Posted: Nov 29, 2016 2:04 pm
by archibald
LucidFlight wrote:
Fenrir wrote:
archibald wrote:

In one of the experiments I linked to, the researcher found that the brain makes a decision before (up to 7 seconds before) the brain's owner becomes aware of it, to the extent that the researchers can predict, significantly above chance, what the brain's owner will do before he or she either does it or is conscious of having decided to do it.

That appears to undermine the idea of free will, and I would love to hear how it does not.


I don't see how this undermines the possibility of free will. Just because I am not conscious of making a decision does not mean I did not. Much is happening below the surface, so what if I'm not directly aware of it?

Unless you cobsider my subconscious as not part of me.

Interesting point. It is possible to non-consciously enact free will?

:popcorn:

ETA

And how would that work?


To me, and I suspect to most people who like to think that they have free will, the idea of it being non-conscious is pretty much useless.
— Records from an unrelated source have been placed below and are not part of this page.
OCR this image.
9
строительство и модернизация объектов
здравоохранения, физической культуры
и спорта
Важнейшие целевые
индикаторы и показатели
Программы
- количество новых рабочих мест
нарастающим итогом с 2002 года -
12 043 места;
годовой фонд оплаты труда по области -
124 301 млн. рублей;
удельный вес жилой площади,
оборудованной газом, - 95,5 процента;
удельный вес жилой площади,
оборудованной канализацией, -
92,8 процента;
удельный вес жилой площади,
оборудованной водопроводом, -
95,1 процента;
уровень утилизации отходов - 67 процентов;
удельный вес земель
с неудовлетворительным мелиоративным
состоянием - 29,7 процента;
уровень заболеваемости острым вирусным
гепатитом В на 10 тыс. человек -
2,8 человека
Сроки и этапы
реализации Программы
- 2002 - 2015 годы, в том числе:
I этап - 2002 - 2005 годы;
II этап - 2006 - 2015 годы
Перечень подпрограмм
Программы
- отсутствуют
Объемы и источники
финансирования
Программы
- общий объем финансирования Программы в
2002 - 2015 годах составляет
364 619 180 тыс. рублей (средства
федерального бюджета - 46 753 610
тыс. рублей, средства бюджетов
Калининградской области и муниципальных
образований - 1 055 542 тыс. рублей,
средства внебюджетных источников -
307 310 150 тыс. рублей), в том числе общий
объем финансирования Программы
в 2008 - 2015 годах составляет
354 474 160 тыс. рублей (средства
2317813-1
That's essentially just the brain doing it's thing, the way it does for the vast majority of all the things that we do (free will directed by consciousness being a sort of magical exception).

Non-conscious free will sounds very similar to some versions of compatibilist free will, in that the brain (not 'you' as in your conscious 'self') is free, in the same sense that an unrestrained object in space is free to move in 3 dimensions, or a more complicated robot is free to choose from the options available to it via its algorithms.